If 0.500 mol of nitrogen gas occupies a volume of 11.0 L at 0°C, what volume will 2.15 mol of nitrogen gas occupy at the same temperature and pressure?
Use PV = nRT and solve for P for the first set, then use PV = nRT using P obtained from the first calculation and solve for V.
V = nRT/P .
Note that volume (V) is proportional to the number of moles, n.
So there would be 2.15/0.500 = 4.3 times as much volume.
That would be 47.3 liters.
To solve this problem, we can use the ideal gas law equation: PV = nRT.
First, let's determine the initial pressure (P) and temperature (T):
- The problem states that the initial volume (V) is 11.0 L.
- The problem states that the initial amount of gas (n) is 0.500 mol.
- The problem states that the initial temperature (T) is 0°C. However, we need to convert this to Kelvin. Adding 273.15 to 0°C gives us 273.15 K.
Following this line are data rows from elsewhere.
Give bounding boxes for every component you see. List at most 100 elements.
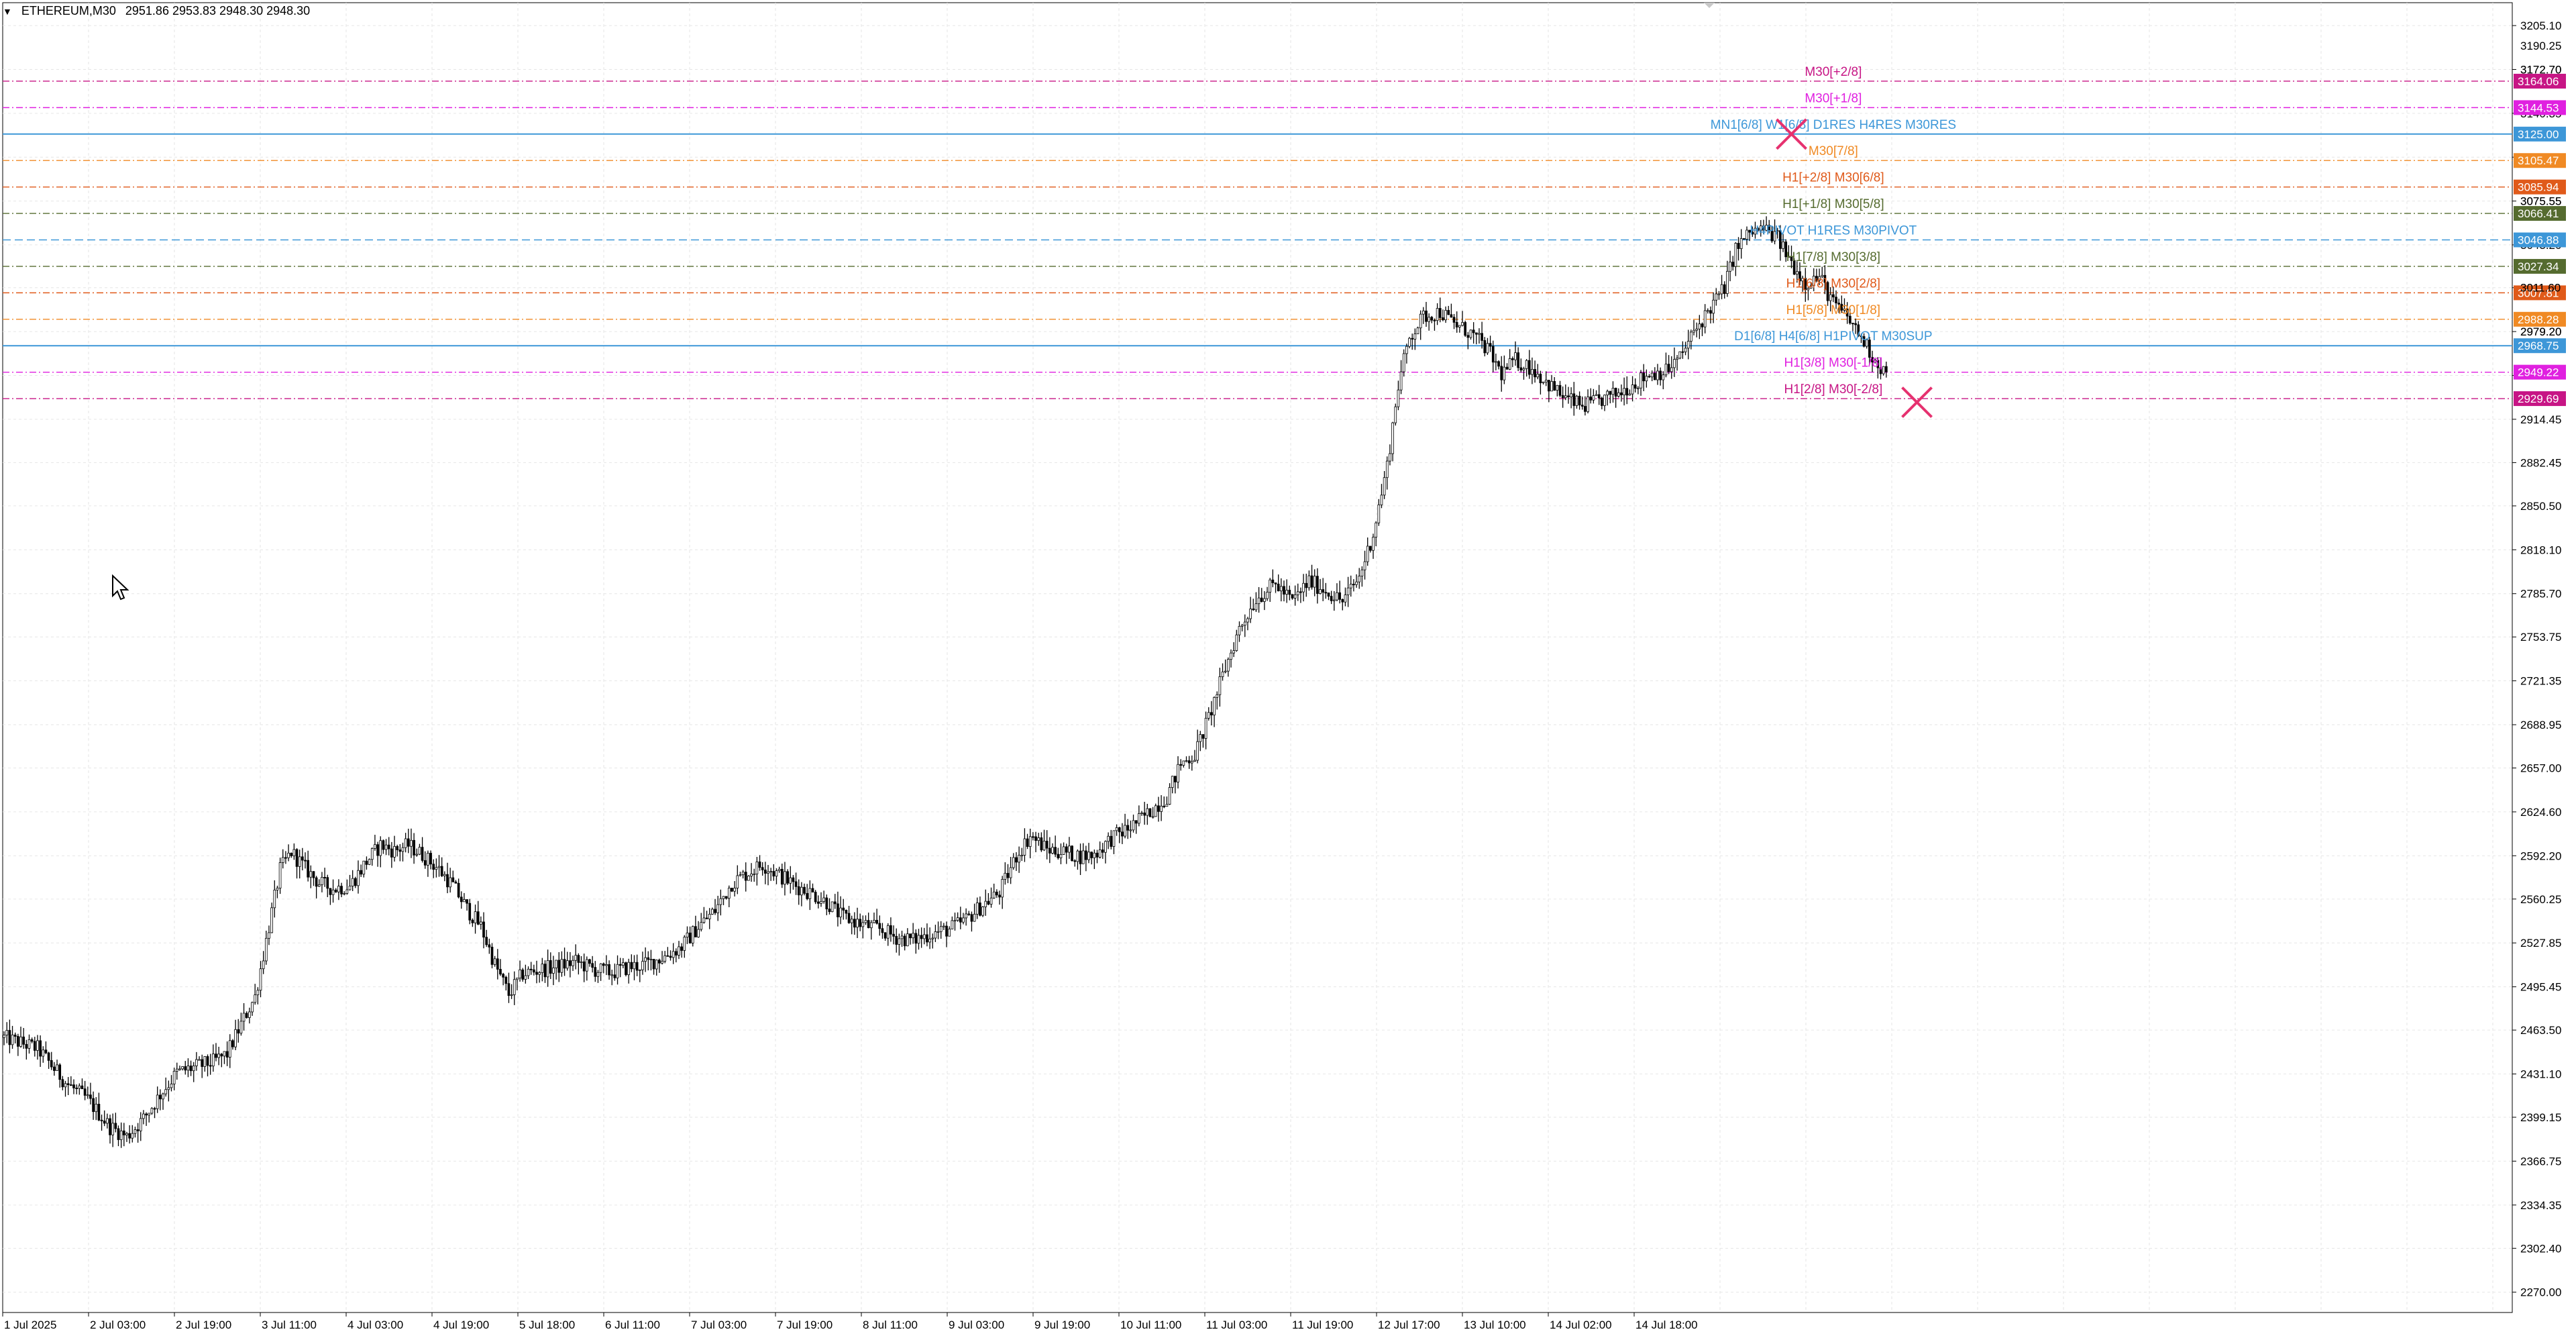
candle-body: [939, 926, 943, 932]
candle-body: [343, 892, 346, 894]
candle-body: [1193, 760, 1196, 762]
level-price-text: 3007.81: [2518, 287, 2559, 299]
candle-body: [1531, 368, 1534, 375]
candle-body: [427, 853, 429, 866]
y-tick-label: 2463.50: [2520, 1024, 2561, 1037]
candle-body: [315, 877, 318, 887]
candle-body: [317, 884, 321, 887]
y-tick-label: 3205.10: [2520, 19, 2561, 32]
candle-body: [1746, 229, 1748, 240]
candle-body: [1246, 618, 1249, 623]
candle-body: [992, 891, 996, 898]
candle-body: [64, 1083, 67, 1088]
x-tick-label: 5 Jul 18:00: [519, 1319, 575, 1331]
candle-body: [1313, 576, 1316, 588]
candle-body: [1081, 850, 1085, 864]
candle-body: [1260, 597, 1263, 602]
candle-body: [945, 925, 948, 937]
candle-body: [304, 860, 307, 862]
candle-body: [410, 839, 413, 847]
candle-body: [1421, 310, 1425, 315]
level-label: M30[7/8]: [1809, 144, 1858, 158]
x-tick-label: 4 Jul 03:00: [347, 1319, 403, 1331]
candle-body: [1218, 676, 1222, 695]
candle-body: [1143, 813, 1146, 816]
y-tick-label: 2624.60: [2520, 806, 2561, 819]
candle-body: [1274, 582, 1277, 584]
candle-body: [156, 1094, 159, 1109]
y-tick-label: 2270.00: [2520, 1286, 2561, 1299]
y-side-label: 3190.25: [2520, 40, 2561, 52]
candle-body: [1062, 846, 1065, 855]
candle-body: [215, 1053, 217, 1058]
candle-body: [1648, 376, 1651, 378]
y-tick-label: 2592.20: [2520, 850, 2561, 862]
candle-body: [451, 877, 455, 882]
candle-body: [1534, 368, 1536, 378]
candle-body: [1500, 366, 1503, 380]
candle-body: [421, 847, 424, 861]
candle-body: [1430, 317, 1434, 321]
candle-body: [1216, 694, 1219, 698]
candle-body: [1843, 308, 1846, 311]
candle-body: [683, 937, 686, 951]
candle-body: [1293, 595, 1297, 599]
candle-body: [1433, 319, 1436, 321]
candle-body: [1514, 352, 1517, 360]
candle-body: [1368, 546, 1372, 551]
candle-body: [1249, 609, 1252, 619]
candle-body: [594, 967, 597, 977]
candle-body: [162, 1093, 164, 1100]
candle-body: [1266, 592, 1269, 599]
candle-body: [1235, 634, 1238, 652]
candle-body: [962, 917, 965, 923]
candle-body: [1804, 278, 1807, 291]
scroll-handle-icon[interactable]: [1704, 3, 1715, 8]
candle-body: [619, 964, 622, 966]
candle-body: [1508, 358, 1511, 370]
candle-body: [1556, 384, 1559, 391]
candle-body: [943, 925, 945, 927]
candle-body: [702, 917, 706, 923]
candle-body: [989, 897, 993, 905]
candle-body: [1795, 271, 1799, 275]
candle-body: [853, 919, 856, 928]
candle-body: [1751, 231, 1754, 235]
candle-body: [825, 897, 828, 910]
candle-body: [1305, 582, 1308, 588]
candle-body: [610, 974, 614, 976]
level-price-tag: [2514, 311, 2566, 327]
candle-body: [705, 917, 708, 919]
candle-body: [1851, 323, 1854, 325]
candle-body: [948, 929, 951, 937]
x-tick-label: 1 Jul 2025: [4, 1319, 56, 1331]
candle-body: [139, 1118, 142, 1131]
candle-body: [1254, 603, 1258, 611]
candle-body: [1874, 360, 1877, 362]
candle-body: [1525, 360, 1528, 369]
candle-body: [806, 892, 809, 899]
candle-body: [1302, 582, 1305, 593]
candle-body: [1207, 712, 1210, 719]
candle-body: [794, 881, 798, 887]
candle-body: [647, 957, 650, 960]
candle-body: [981, 907, 984, 916]
candle-body: [873, 919, 875, 923]
candle-body: [1352, 584, 1355, 586]
candle-body: [1801, 278, 1804, 282]
y-tick-label: 2495.45: [2520, 981, 2561, 994]
y-tick-label: 2721.35: [2520, 675, 2561, 688]
candle-body: [145, 1113, 148, 1116]
candle-body: [733, 888, 736, 892]
triangle-down-icon[interactable]: ▼: [3, 5, 12, 17]
candle-body: [1659, 370, 1662, 380]
candle-body: [1389, 453, 1391, 462]
candle-body: [1279, 586, 1283, 592]
level-price-tag: [2514, 285, 2566, 301]
candle-body: [376, 844, 379, 856]
symbol-header[interactable]: ▼ ETHEREUM,M30 2951.86 2953.83 2948.30 2…: [3, 4, 310, 18]
candle-body: [998, 894, 1001, 898]
candle-body: [1717, 293, 1721, 295]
Using the ideal gas law equation, we can rearrange it to solve for the initial pressure (P):
P = (nRT) / V
Substituting the given values:
P = (0.500 mol * R * 273.15 K) / 11.0 L
Next, let's determine the final volume (V) using the given amount of gas (n) and the previously calculated pressure (P) and temperature (T):
- The problem states that the final amount of gas (n) is 2.15 mol.
Rearranging the ideal gas law equation to solve for the final volume (V):
V = (nRT) / P
Substituting the given values:
V = (2.15 mol * R * 273.15 K) / P
Now, we need the value of R, the ideal gas constant. Its value is 0.0821 L·atm/(mol·K).
Substituting the value of R into the equations, we have:
Initial Pressure (P1) = (0.500 mol * 0.0821 L·atm/(mol·K) * 273.15 K) / 11.0 L
Final Volume (V2) = (2.15 mol * 0.0821 L·atm/(mol·K) * 273.15 K) / P1
Now, we can calculate the final volume (V2) by substituting the value for the initial pressure (P1) into the equation for the final volume:
V2 = (2.15 mol * 0.0821 L·atm/(mol·K) * 273.15 K) / [(0.500 mol * 0.0821 L·atm/(mol·K) * 273.15 K) / 11.0 L]
Simplifying the equation:
V2 = (2.15 mol * 0.0821 L·atm/(mol·K) * 273.15 K * 11.0 L) / (0.500 mol * 0.0821 L·atm/(mol·K) * 273.15 K)
Calculating the final volume (V2):
V2 ≈ 102.51 L
Therefore, 2.15 mol of nitrogen gas will occupy approximately 102.51 L at the same temperature and pressure.
To solve this problem, we can use the ideal gas law, which relates the pressure (P), volume (V), number of moles (n), and temperature (T) of a gas.
The ideal gas law equation is given as: PV = nRT
Where:
P = pressure (in atmospheres)
V = volume (in liters)
n = number of moles
R = gas constant (0.0821 L.atm/mol.K)
T = temperature (in Kelvin)
To find the volume that 2.15 mol of nitrogen gas will occupy at the same temperature and pressure, we can set up a proportion using the given information.
First, let's convert the temperature from Celsius to Kelvin by adding 273.15:
0°C + 273.15 = 273.15 K
Now, we can set up the proportion based on the number of moles:
0.500 mol / 11.0 L = 2.15 mol / V
Cross-multiplying the equation gives us:
0.500 mol * V = 11.0 L * 2.15 mol
Simplifying further:
V = (11.0 L * 2.15 mol) / 0.500 mol
Calculating the volume:
V = 47.3 L
Therefore, 2.15 mol of nitrogen gas will occupy a volume of 47.3 L at the same temperature and pressure.